Sa palette se déploie principalement autour de cinq familles : oriental floral, floral fruité, floral fruité gourmand, floral et oriental vanillé. Ce spectre, à la fois concentré et nuancé, révèle une prédilection pour les compositions où les fleurs ne sont jamais seules — elles dialoguent avec des matières chaudes, des fonds sucrés ou des accords boisés qui leur donnent relief et durée.
Parcours et maisons d'attache
Louise Turner débute sa carrière au tournant des années 2000, à une époque où la parfumerie féminine connaît un renouveau des accords floraux orientaux. Elle forge progressivement sa réputation auprès de grandes maisons commerciales, pour lesquelles elle développe des fragrances à forte identité, capables de toucher un large public sans sacrifier la qualité de la construction olfactive. Son parcours au sein de Firmenich lui offre l'accès à des matières premières de haute facture, et cette ressource se ressent dans la densité de ses compositions.
C'est avec Carolina Herrera qu'elle noue la collaboration la plus visible de sa carrière, avec vingt-trois créations à ce jour. Elle travaille également pour Chloé, Mugler, Hugo Boss et Nina Ricci, des maisons aux identités très différentes, ce qui témoigne d'une capacité d'adaptation certaine.
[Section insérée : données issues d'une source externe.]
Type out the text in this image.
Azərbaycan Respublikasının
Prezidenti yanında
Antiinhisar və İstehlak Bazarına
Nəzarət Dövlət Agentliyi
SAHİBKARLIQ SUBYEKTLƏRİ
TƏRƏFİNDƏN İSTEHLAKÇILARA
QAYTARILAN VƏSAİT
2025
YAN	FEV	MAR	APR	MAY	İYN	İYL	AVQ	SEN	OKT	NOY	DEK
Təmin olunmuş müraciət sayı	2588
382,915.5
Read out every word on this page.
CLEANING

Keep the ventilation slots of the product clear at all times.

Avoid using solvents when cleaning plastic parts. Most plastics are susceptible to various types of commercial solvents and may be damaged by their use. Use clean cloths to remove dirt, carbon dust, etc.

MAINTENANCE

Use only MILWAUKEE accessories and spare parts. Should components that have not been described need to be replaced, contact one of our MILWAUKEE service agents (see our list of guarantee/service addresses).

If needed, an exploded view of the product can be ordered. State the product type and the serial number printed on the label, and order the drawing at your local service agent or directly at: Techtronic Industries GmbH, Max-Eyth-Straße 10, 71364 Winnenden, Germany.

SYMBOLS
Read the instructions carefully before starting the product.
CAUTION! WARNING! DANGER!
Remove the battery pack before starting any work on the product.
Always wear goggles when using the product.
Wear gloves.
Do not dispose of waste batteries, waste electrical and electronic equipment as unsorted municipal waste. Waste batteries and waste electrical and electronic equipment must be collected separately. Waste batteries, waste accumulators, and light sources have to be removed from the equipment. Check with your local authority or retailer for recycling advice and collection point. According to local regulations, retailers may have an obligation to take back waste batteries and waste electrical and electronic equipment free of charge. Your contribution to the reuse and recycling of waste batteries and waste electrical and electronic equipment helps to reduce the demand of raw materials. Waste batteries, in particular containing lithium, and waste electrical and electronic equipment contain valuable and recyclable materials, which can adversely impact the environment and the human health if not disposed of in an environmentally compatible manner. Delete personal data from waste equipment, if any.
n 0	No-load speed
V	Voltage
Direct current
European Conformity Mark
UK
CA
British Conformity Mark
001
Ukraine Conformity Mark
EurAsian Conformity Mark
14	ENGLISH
À cela s'ajoutent des créations ponctuelles pour d'autres griffes, dont une grande maison parisienne, signe que son talent a retenu l'attention au-delà des circuits habituels.
Style et signature olfactive
Ce qui caractérise le travail de Louise Turner, c'est une façon de superposer les matières sans les écraser les unes les autres. Ses compositions ont de la profondeur sans être lourdes, de la douceur sans être fades. Les fleurs qu'elle choisit — tubéreuse, jasmin sambac, rose de Bulgarie, fleur d'oranger — sont traitées avec une générosité mesurée, suffisamment présentes pour affirmer leur caractère, suffisamment encadrées pour ne pas saturer.
Son style se distingue aussi par une utilisation habile des contrastes. Elle associe volontiers des têtes lumineuses, souvent citronnées ou légèrement fruitées, à des fonds riches en matières gourmandes ou boisées. Cette architecture donne à ses parfums un développement sur la peau qui maintient l'intérêt au fil des heures, du premier contact jusqu'au sillage final.
Matières de prédilection
La vanille, la fève tonka et le musc figurent parmi les ingrédients les plus récurrents dans ses constructions. Ces matières de fond assurent à ses créations une chaleur enveloppante et une persistance sur la peau qui participent à leur caractère addictif. La fève tonka, en particulier, joue chez elle un rôle structurant : elle arrondit les transitions, adoucit les matières plus vives et donne une cohérence globale à des pyramides parfois complexes.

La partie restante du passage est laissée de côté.